Baumgartner and other scientists see value in the spotter approach, but believe other tools could be put to use as well.
“Right now, the current procedures are all visual-based,” he said. “Our work involves real-time acoustic sensing in the ocean, and some of these techniques could add tremendous value to developers and help supplement what they’re seeing on the surface.”
To help guard against unexpected visits, WHOI engineers and Baumgartner developed a tool known as a Digital Acoustic Monitoring (DMON) instrument. It uses a hydrophone mounted on a buoy or autonomous vehicle to listen for the telltale sounds of right whales and other marine mammals underwater.
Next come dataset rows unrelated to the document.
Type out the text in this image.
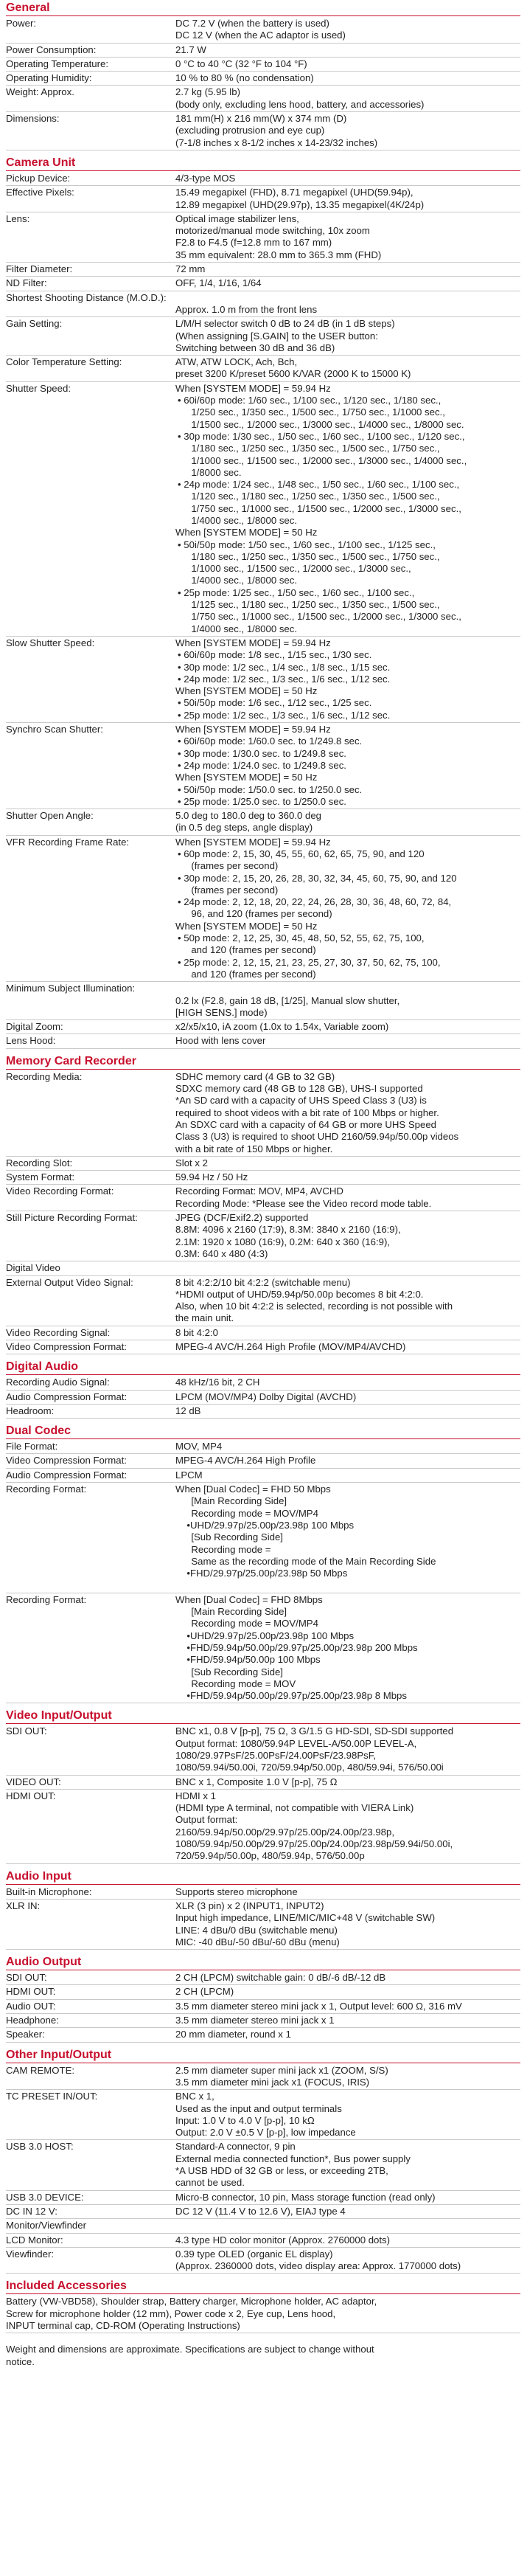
General
Power:	DC 7.2 V (when the battery is used)
DC 12 V (when the AC adaptor is used)
Power Consumption:	21.7 W
Operating Temperature:	0 °C to 40 °C (32 °F to 104 °F)
Operating Humidity:	10 % to 80 % (no condensation)
Weight: Approx.	2.7 kg (5.95 lb)
(body only, excluding lens hood, battery, and accessories)
Dimensions:	181 mm(H) x 216 mm(W) x 374 mm (D)
(excluding protrusion and eye cup)
(7-1/8 inches x 8-1/2 inches x 14-23/32 inches)
Camera Unit
Pickup Device:	4/3-type MOS
Effective Pixels:	15.49 megapixel (FHD), 8.71 megapixel (UHD(59.94p),
12.89 megapixel (UHD(29.97p), 13.35 megapixel(4K/24p)
Lens:	Optical image stabilizer lens,
motorized/manual mode switching, 10x zoom
F2.8 to F4.5 (f=12.8 mm to 167 mm)
35 mm equivalent: 28.0 mm to 365.3 mm (FHD)
Filter Diameter:	72 mm
ND Filter:	OFF, 1/4, 1/16, 1/64
Shortest Shooting Distance (M.O.D.):
Approx. 1.0 m from the front lens
Gain Setting:	L/M/H selector switch 0 dB to 24 dB (in 1 dB steps)
(When assigning [S.GAIN] to the USER button:
Switching between 30 dB and 36 dB)
Color Temperature Setting:	ATW, ATW LOCK, Ach, Bch,
preset 3200 K/preset 5600 K/VAR (2000 K to 15000 K)
Shutter Speed:	When [SYSTEM MODE] = 59.94 Hz
• 60i/60p mode: 1/60 sec., 1/100 sec., 1/120 sec., 1/180 sec.,
1/250 sec., 1/350 sec., 1/500 sec., 1/750 sec., 1/1000 sec.,
1/1500 sec., 1/2000 sec., 1/3000 sec., 1/4000 sec., 1/8000 sec.
• 30p mode: 1/30 sec., 1/50 sec., 1/60 sec., 1/100 sec., 1/120 sec.,
1/180 sec., 1/250 sec., 1/350 sec., 1/500 sec., 1/750 sec.,
1/1000 sec., 1/1500 sec., 1/2000 sec., 1/3000 sec., 1/4000 sec.,
1/8000 sec.
• 24p mode: 1/24 sec., 1/48 sec., 1/50 sec., 1/60 sec., 1/100 sec.,
1/120 sec., 1/180 sec., 1/250 sec., 1/350 sec., 1/500 sec.,
1/750 sec., 1/1000 sec., 1/1500 sec., 1/2000 sec., 1/3000 sec.,
1/4000 sec., 1/8000 sec.
When [SYSTEM MODE] = 50 Hz
• 50i/50p mode: 1/50 sec., 1/60 sec., 1/100 sec., 1/125 sec.,
1/180 sec., 1/250 sec., 1/350 sec., 1/500 sec., 1/750 sec.,
1/1000 sec., 1/1500 sec., 1/2000 sec., 1/3000 sec.,
1/4000 sec., 1/8000 sec.
• 25p mode: 1/25 sec., 1/50 sec., 1/60 sec., 1/100 sec.,
1/125 sec., 1/180 sec., 1/250 sec., 1/350 sec., 1/500 sec.,
1/750 sec., 1/1000 sec., 1/1500 sec., 1/2000 sec., 1/3000 sec.,
1/4000 sec., 1/8000 sec.
Slow Shutter Speed:	When [SYSTEM MODE] = 59.94 Hz
• 60i/60p mode: 1/8 sec., 1/15 sec., 1/30 sec.
• 30p mode: 1/2 sec., 1/4 sec., 1/8 sec., 1/15 sec.
• 24p mode: 1/2 sec., 1/3 sec., 1/6 sec., 1/12 sec.
When [SYSTEM MODE] = 50 Hz
• 50i/50p mode: 1/6 sec., 1/12 sec., 1/25 sec.
• 25p mode: 1/2 sec., 1/3 sec., 1/6 sec., 1/12 sec.
Synchro Scan Shutter:	When [SYSTEM MODE] = 59.94 Hz
• 60i/60p mode: 1/60.0 sec. to 1/249.8 sec.
• 30p mode: 1/30.0 sec. to 1/249.8 sec.
• 24p mode: 1/24.0 sec. to 1/249.8 sec.
When [SYSTEM MODE] = 50 Hz
• 50i/50p mode: 1/50.0 sec. to 1/250.0 sec.
• 25p mode: 1/25.0 sec. to 1/250.0 sec.
Shutter Open Angle:	5.0 deg to 180.0 deg to 360.0 deg
(in 0.5 deg steps, angle display)
VFR Recording Frame Rate:	When [SYSTEM MODE] = 59.94 Hz
• 60p mode: 2, 15, 30, 45, 55, 60, 62, 65, 75, 90, and 120
(frames per second)
• 30p mode: 2, 15, 20, 26, 28, 30, 32, 34, 45, 60, 75, 90, and 120
(frames per second)
• 24p mode: 2, 12, 18, 20, 22, 24, 26, 28, 30, 36, 48, 60, 72, 84,
96, and 120 (frames per second)
When [SYSTEM MODE] = 50 Hz
• 50p mode: 2, 12, 25, 30, 45, 48, 50, 52, 55, 62, 75, 100,
and 120 (frames per second)
• 25p mode: 2, 12, 15, 21, 23, 25, 27, 30, 37, 50, 62, 75, 100,
and 120 (frames per second)
Minimum Subject Illumination:
0.2 lx (F2.8, gain 18 dB, [1/25], Manual slow shutter,
[HIGH SENS.] mode)
Digital Zoom:	x2/x5/x10, iA zoom (1.0x to 1.54x, Variable zoom)
Lens Hood:	Hood with lens cover
Memory Card Recorder
Recording Media:	SDHC memory card (4 GB to 32 GB)
SDXC memory card (48 GB to 128 GB), UHS-I supported
*An SD card with a capacity of UHS Speed Class 3 (U3) is
required to shoot videos with a bit rate of 100 Mbps or higher.
An SDXC card with a capacity of 64 GB or more UHS Speed
Class 3 (U3) is required to shoot UHD 2160/59.94p/50.00p videos
with a bit rate of 150 Mbps or higher.
Recording Slot:	Slot x 2
System Format:	59.94 Hz / 50 Hz
Video Recording Format:	Recording Format: MOV, MP4, AVCHD
Recording Mode: *Please see the Video record mode table.
Still Picture Recording Format:	JPEG (DCF/Exif2.2) supported
8.8M: 4096 x 2160 (17:9), 8.3M: 3840 x 2160 (16:9),
2.1M: 1920 x 1080 (16:9), 0.2M: 640 x 360 (16:9),
0.3M: 640 x 480 (4:3)
Digital Video

External Output Video Signal:	8 bit 4:2:2/10 bit 4:2:2 (switchable menu)
*HDMI output of UHD/59.94p/50.00p becomes 8 bit 4:2:0.
Also, when 10 bit 4:2:2 is selected, recording is not possible with
the main unit.
Video Recording Signal:	8 bit 4:2:0
Video Compression Format:	MPEG-4 AVC/H.264 High Profile (MOV/MP4/AVCHD)
Digital Audio
Recording Audio Signal:	48 kHz/16 bit, 2 CH
Audio Compression Format:	LPCM (MOV/MP4) Dolby Digital (AVCHD)
Headroom:	12 dB
Dual Codec
File Format:	MOV, MP4
Video Compression Format:	MPEG-4 AVC/H.264 High Profile
Audio Compression Format:	LPCM
Recording Format:	When [Dual Codec] = FHD 50 Mbps
[Main Recording Side]
Recording mode = MOV/MP4
•UHD/29.97p/25.00p/23.98p 100 Mbps
[Sub Recording Side]
Recording mode =
Same as the recording mode of the Main Recording Side
•FHD/29.97p/25.00p/23.98p 50 Mbps

Recording Format:	When [Dual Codec] = FHD 8Mbps
[Main Recording Side]
Recording mode = MOV/MP4
•UHD/29.97p/25.00p/23.98p 100 Mbps
•FHD/59.94p/50.00p/29.97p/25.00p/23.98p 200 Mbps
•FHD/59.94p/50.00p 100 Mbps
[Sub Recording Side]
Recording mode = MOV
•FHD/59.94p/50.00p/29.97p/25.00p/23.98p 8 Mbps
Video Input/Output
SDI OUT:	BNC x1, 0.8 V [p-p], 75 Ω, 3 G/1.5 G HD-SDI, SD-SDI supported
Output format: 1080/59.94P LEVEL-A/50.00P LEVEL-A,
1080/29.97PsF/25.00PsF/24.00PsF/23.98PsF,
1080/59.94i/50.00i, 720/59.94p/50.00p, 480/59.94i, 576/50.00i
VIDEO OUT:	BNC x 1, Composite 1.0 V [p-p], 75 Ω
HDMI OUT:	HDMI x 1
(HDMI type A terminal, not compatible with VIERA Link)
Output format:
2160/59.94p/50.00p/29.97p/25.00p/24.00p/23.98p,
1080/59.94p/50.00p/29.97p/25.00p/24.00p/23.98p/59.94i/50.00i,
720/59.94p/50.00p, 480/59.94p, 576/50.00p
Audio Input
Built-in Microphone:	Supports stereo microphone
XLR IN:	XLR (3 pin) x 2 (INPUT1, INPUT2)
Input high impedance, LINE/MIC/MIC+48 V (switchable SW)
LINE: 4 dBu/0 dBu (switchable menu)
MIC: -40 dBu/-50 dBu/-60 dBu (menu)
Audio Output
SDI OUT:	2 CH (LPCM) switchable gain: 0 dB/-6 dB/-12 dB
HDMI OUT:	2 CH (LPCM)
Audio OUT:	3.5 mm diameter stereo mini jack x 1, Output level: 600 Ω, 316 mV
Headphone:	3.5 mm diameter stereo mini jack x 1
Speaker:	20 mm diameter, round x 1
Other Input/Output
CAM REMOTE:	2.5 mm diameter super mini jack x1 (ZOOM, S/S)
3.5 mm diameter mini jack x1 (FOCUS, IRIS)
TC PRESET IN/OUT:	BNC x 1,
Used as the input and output terminals
Input: 1.0 V to 4.0 V [p-p], 10 kΩ
Output: 2.0 V ±0.5 V [p-p], low impedance
USB 3.0 HOST:	Standard-A connector, 9 pin
External media connected function*, Bus power supply
*A USB HDD of 32 GB or less, or exceeding 2TB,
cannot be used.
USB 3.0 DEVICE:	Micro-B connector, 10 pin, Mass storage function (read only)
DC IN 12 V:	DC 12 V (11.4 V to 12.6 V), EIAJ type 4
Monitor/Viewfinder

LCD Monitor:	4.3 type HD color monitor (Approx. 2760000 dots)
Viewfinder:	0.39 type OLED (organic EL display)
(Approx. 2360000 dots, video display area: Approx. 1770000 dots)
Included Accessories
Battery (VW-VBD58), Shoulder strap, Battery charger, Microphone holder, AC adaptor,
Screw for microphone holder (12 mm), Power code x 2, Eye cup, Lens hood,
INPUT terminal cap, CD-ROM (Operating Instructions)
Weight and dimensions are approximate. Specifications are subject to change without
notice.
Representations of those sounds, like notes on a page of sheet music, are transmitted in near real time to scientists in the lab, who can examine the sounds the way a conductor reads a score to determine what the sounds are and therefore what species are present.
“This allows us to say when a whale is near the buoy, and potentially in harm's way from construction noise,” said Baumgartner. “The data is published on a public website, and we push the information out to stakeholders, including developers, by text and email.”
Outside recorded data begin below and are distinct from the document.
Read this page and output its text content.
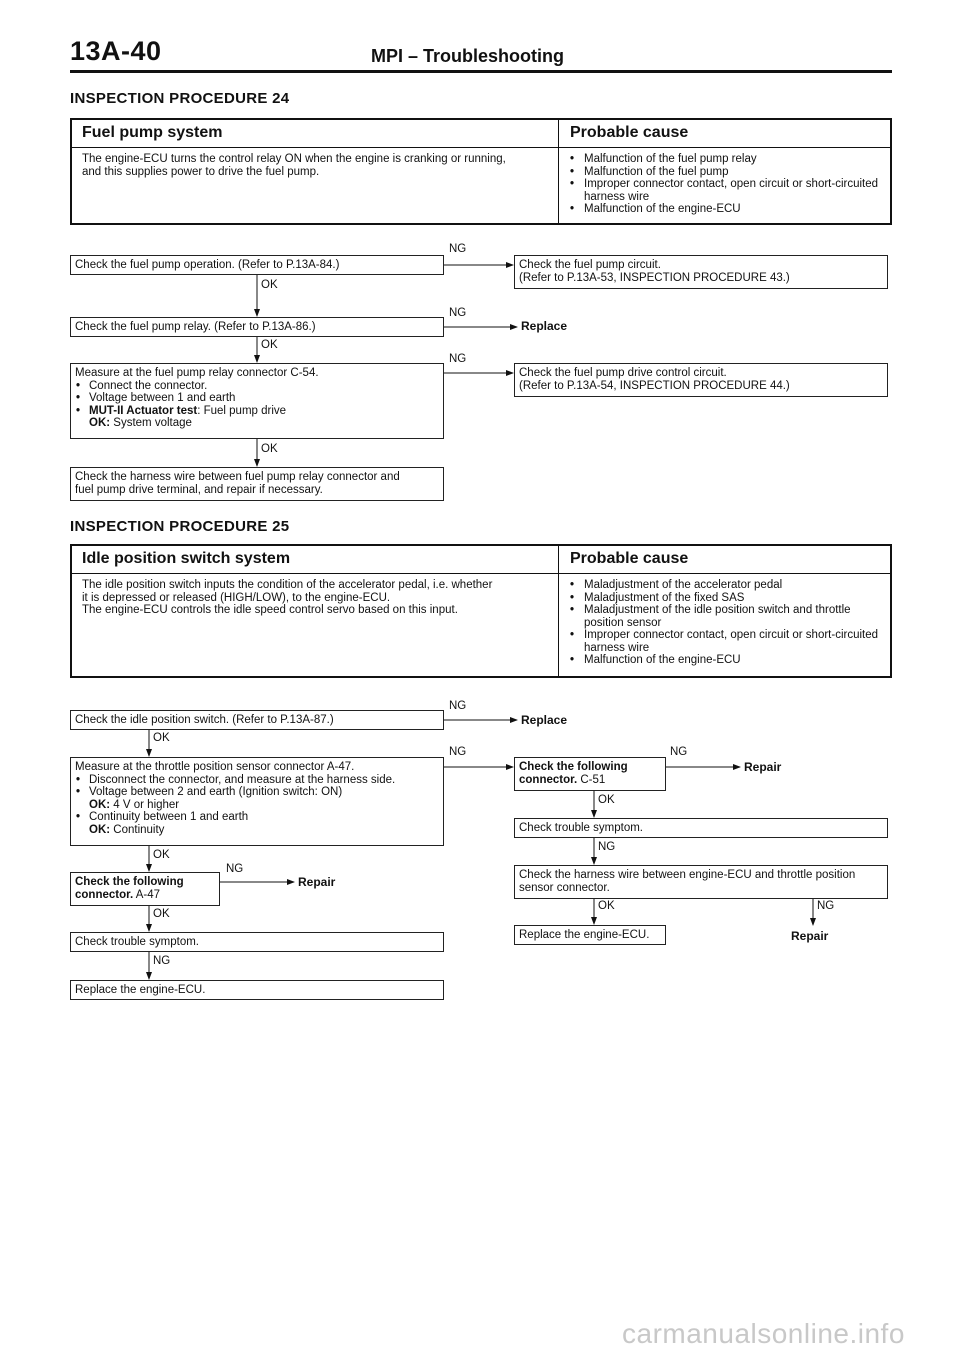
13A-40	MPI – Troubleshooting
INSPECTION PROCEDURE 24
Fuel pump system	Probable cause
The engine-ECU turns the control relay ON when the engine is cranking or running,
and this supplies power to drive the fuel pump.
• Malfunction of the fuel pump relay
• Malfunction of the fuel pump
• Improper connector contact, open circuit or short-circuited harness wire
• Malfunction of the engine-ECU
Check the fuel pump operation. (Refer to P.13A-84.)	Check the fuel pump circuit.
(Refer to P.13A-53, INSPECTION PROCEDURE 43.)
Check the fuel pump relay. (Refer to P.13A-86.)	Replace
Measure at the fuel pump relay connector C-54.
• Connect the connector.
• Voltage between 1 and earth
• MUT-II Actuator test: Fuel pump drive
OK: System voltage
Check the fuel pump drive control circuit.
(Refer to P.13A-54, INSPECTION PROCEDURE 44.)
Check the harness wire between fuel pump relay connector and
fuel pump drive terminal, and repair if necessary.
NG
OK
NG
OK
NG
OK
INSPECTION PROCEDURE 25
Idle position switch system	Probable cause
The idle position switch inputs the condition of the accelerator pedal, i.e. whether
it is depressed or released (HIGH/LOW), to the engine-ECU.
The engine-ECU controls the idle speed control servo based on this input.
• Maladjustment of the accelerator pedal
• Maladjustment of the fixed SAS
• Maladjustment of the idle position switch and throttle position sensor
• Improper connector contact, open circuit or short-circuited harness wire
• Malfunction of the engine-ECU
Check the idle position switch. (Refer to P.13A-87.)	Replace
Measure at the throttle position sensor connector A-47.
• Disconnect the connector, and measure at the harness side.
• Voltage between 2 and earth (Ignition switch: ON)
OK: 4 V or higher
• Continuity between 1 and earth
OK: Continuity
Check the following connector. A-47
Repair
Check trouble symptom.
Replace the engine-ECU.
Check the following connector. C-51
Repair
Check trouble symptom.
Check the harness wire between engine-ECU and throttle position
sensor connector.
Replace the engine-ECU.	Repair
NG
OK
NG	NG
OK
NG
OK
NG
OK	NG
OK
NG
carmanualsonline.info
Knowing when whales are in the vicinity is a key first step, but to fine-tune noise mitigation efforts, offshore developers want to know exactly where the animals are so they can determine if and when construction activities should be paused. “If developers can have a tool that helps them engage in construction on broader time scales so they stop only when they need to,” said Bolgen, “they could be more efficient and develop their sites in a more responsible fashion.”
Baumgartner and WHOI engineers hope to work toward a new solution that puts the existing hydrophone technology on wave gliders—surfboard-looking robots that could acoustically monitor a construction area around the clock to determine the position of animals passing by.
“The idea is that we could have an array of gliders moving around where there’s a lot of pile driving and construction activities going on and be able to pinpoint where an animal is in real time when it makes a sound,” he said. “Having this type of mobile array would be a better solution than locating animals from stationary buoys, since wind developers typically only spend a few days at any one site and then move on.”
A not-so-risky proposition
Offshore wind in the U.S. is moving fast, but Kirincich feels it’s still early enough in the game for developers to leverage the tools and know-how that ocean scientists bring to the table.
“Some of the traditional methods used in the offshore wind sector for measuring things like wind profiles and seabed strength tend to be antiquated and in need of advancement,” said Kirincich. “In many cases, the tools and methods we use every day to study the ocean could help fill some of these gaps.”
Ultimately, he hopes all the ocean expertise that scientists can bring to bear can be rolled into a more formalized infrastructure he refers to as an Ocean Test Bed. The idea is to establish a place where scientists and developers can work together to test existing tools and techniques against new ones, and from there, determine which ones should be put into practice on the industry side.
“We’re ocean scientists, not service providers,” he said. “But we’re objective proof-of-concept people, and if you want to do something new or hard in the ocean, we’re one of the few institutions that can do that.”
“If developers are open to working with us,” he added, “we can help the industry accelerate the deployment of offshore wind to help meet our energy needs in a responsible and economically viable way.”